# Arborist Lingo



## BoesTreeService (Feb 21, 2006)

While perusing these forums, I do often stumble upon language I don't completely understand. Like all fields, arborists have a lot of words that are thier own. Is there perhaps a list somewhere of those terms and what they mean?


----------



## vharrison2 (Feb 21, 2006)

Terry, it might be easier if you would make a list of the words that are confusing to you. We could then define them. Having said that, another place to look is the ANSI standard A300, it has definitions of arboriculture.


----------



## TheTreeSpyder (Feb 21, 2006)

BoesTreeService said:


> While perusing these forums, I do often stumble upon language I don't completely understand. Like all fields, arborists have a lot of words that are thier own. Is there perhaps a list somewhere of those terms and what they mean?
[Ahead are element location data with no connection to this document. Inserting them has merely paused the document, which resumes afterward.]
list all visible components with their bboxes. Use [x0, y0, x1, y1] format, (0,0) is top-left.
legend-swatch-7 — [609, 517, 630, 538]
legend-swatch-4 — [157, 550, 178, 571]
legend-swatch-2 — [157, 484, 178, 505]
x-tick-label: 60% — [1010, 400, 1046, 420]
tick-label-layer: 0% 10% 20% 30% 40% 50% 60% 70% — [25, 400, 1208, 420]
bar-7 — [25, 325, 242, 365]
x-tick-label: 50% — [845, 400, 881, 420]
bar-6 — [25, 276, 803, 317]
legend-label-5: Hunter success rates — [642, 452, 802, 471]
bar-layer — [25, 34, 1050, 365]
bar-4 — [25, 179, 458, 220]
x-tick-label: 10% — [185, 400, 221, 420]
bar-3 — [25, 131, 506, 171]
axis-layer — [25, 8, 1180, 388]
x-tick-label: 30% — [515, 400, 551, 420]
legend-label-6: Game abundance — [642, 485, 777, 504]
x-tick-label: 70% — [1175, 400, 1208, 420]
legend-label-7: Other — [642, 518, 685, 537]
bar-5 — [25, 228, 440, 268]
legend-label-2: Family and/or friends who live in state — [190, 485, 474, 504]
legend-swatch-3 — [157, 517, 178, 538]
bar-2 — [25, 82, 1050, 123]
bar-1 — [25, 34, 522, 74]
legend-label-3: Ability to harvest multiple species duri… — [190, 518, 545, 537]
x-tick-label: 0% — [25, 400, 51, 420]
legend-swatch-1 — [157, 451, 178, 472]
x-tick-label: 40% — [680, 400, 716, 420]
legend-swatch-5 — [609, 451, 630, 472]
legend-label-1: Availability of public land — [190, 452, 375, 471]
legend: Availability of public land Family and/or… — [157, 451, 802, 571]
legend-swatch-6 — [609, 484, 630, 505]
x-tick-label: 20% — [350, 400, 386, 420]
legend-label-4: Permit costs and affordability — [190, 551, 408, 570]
He is yanking your DdRT from your TIP; the real truth is ya get a magic decoder ring after 50 posts.


----------



## Tree Planter (Feb 21, 2006)

dr.Shigo has a dictionary


----------



## PTS (Feb 21, 2006)

I think this is a great thread. I remember back to my first days on AS (arborist Site  )and wondering the very same things. Lots of short forms.


----------



## Redbull (Feb 21, 2006)

Yeah it took me forever to find out what the heck a PTS was!


----------



## BigJohn (Feb 22, 2006)

I got some. 

Hairy crotch... this a tight crotch with lots of included bark, very weak and considered hairy if lowering from its leads. 

Maybe I just had one anyone else?


----------



## ShoerFast (Feb 22, 2006)

BoesTreeService

As (is different then AS) I don't know much about the language, there are a few word you don't want to use in certain ways!

Like never ever use the words Bar, and Oil in a sentence that has a question mark at the end of it!

Just as you would never ask a question while using the words Two , Cycle and Mix, ran together in a question.

Or even mention that you run a Wild Thing, sort of like how it would sound better if you said you had a Wild Thing in your tool shed! Instead of have a Wild Thing in your tool shed,,,, get the picture?

That is with out saying, you can use words like Wild and Thing in a sentance. But there better if there lined up something like this,,,,,

"Sure was a wild thing , after the bar, when I got some oil on er!"

Sort of like running the words Chipper and Chain together, unless your talking about something dirty.

Hope this is of a little help? AS is a tuff bunch, but you can learn a lot, and about the most that will happen if you run the wrong words together is someone will tell you to use the "search" button,,, I had never found it, but expect it's something like spell check or something?

Enjoy

Kevin


----------